Karolina Łukasik-Koszewska - moja miłość do boksu jest ogromna
- Miłość do boksu czuję ogromną, nigdy mi się nie znudzi i co więcej, cały czas uczę się czegoś nowego – mówi w dniu 37 urodziny (7 stycznia) utytułowana pięściarka Karolina Łukasik-Koszewska (kat. 69kg).
Zawodniczka i jednocześnie trenerka Legia Fight Club jest zaledwie 2 lata młodsza od trenerki reprezentacji Karoliny Michalczuk, a jednocześnie o kilkanaście lat starsza od wielu swych koleżanek z kadry narodowej.
- Miłością do boksu zaraził mnie mój tata, a później - kiedy zaczęłam trenować - mój pierwszy szkoleniowiec Krzysztof Kosedowski. Do treningów mobilizują mnie starty, a także cudowna atmosfera jaka panuje Legia Fight Club. Jeśli chodzi o urodziny, czas na świętowanie był w weekend, a dziś miałam trening pod okiem innego znakomitego przed laty boksera Bogdana Gajdy – powiedziała Karolina Łukasik-Koszewska.
W latach 2003-2005 zdobyła medale w każdym kolorze (złoto, srebro, brąz) Mistrzostw Europy w boksie. Była także Mistrzynią Świata i Europy w kickboxingu. W profesjonalnym boksie też wywalczyła tytuł Mistrzyni Świata. Potem wróciła do olimpijskiego pięściarstwa, w 2015 roku na krótko znów związała się z profesjonalnym pięściarstwem, a teraz szykuje się do kolejnego sezonu w reprezentacji Polskiego Związku Bokserskiego.

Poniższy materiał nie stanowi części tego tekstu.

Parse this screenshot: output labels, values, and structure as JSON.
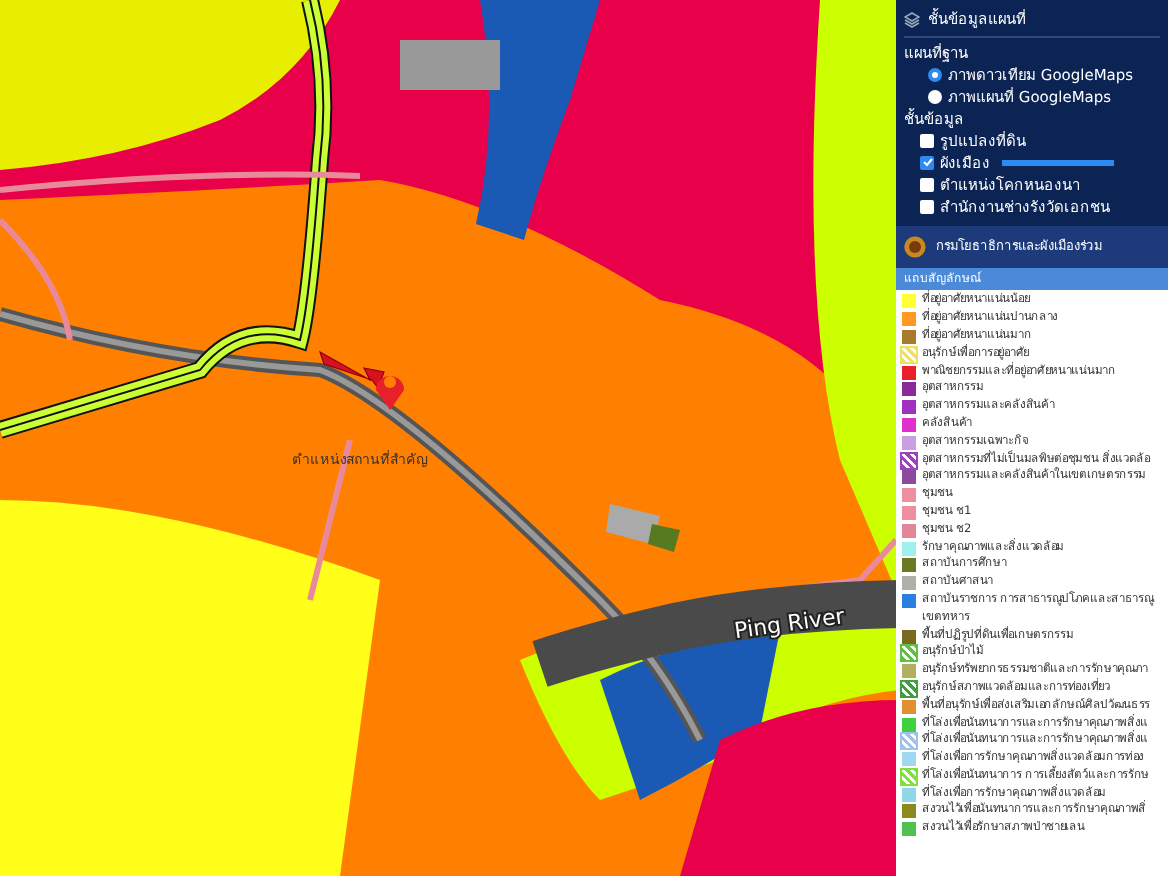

- W poprzednim roku stoczyłam 15 walk, z których tylko 3 przegrałam, w tym po jednej na Mistrzostwach Europy i Świata. Z występów w imprezach mistrzowskich nie jestem zadowolona. Liczyłam na lepszy wynik, bardzo zaangażowałam się w przygotowania i wydawało się, że jestem w dobrej formie. Szczególnie bolesna była porażka na MŚ w New Delhi w Indiach, bowiem uległam Rosjance Yaroslavie Yakushinie, z którą dwa miesiące wcześniej potrafiłam wygrać w Międzynarodowych Mistrzostwach Śląska w Gliwicach – dodała utytułowana zawodniczka.
W MŚ i ME reprezentantka Biało-Czerwonych docierała do 1/8 finału. W Sofii przegrała z Finką Eliną Gustafsson.
- Staram się nie wracać do tych przykrych wydarzeń, tylko szukam pozytywów. Miłość do boksu czuję ogromną, nigdy mi się nie znudzi i co więcej, cały czas uczę się czegoś nowego, mimo swego dojrzałego wieku – mówiła Karolina Łukasik-Koszewska.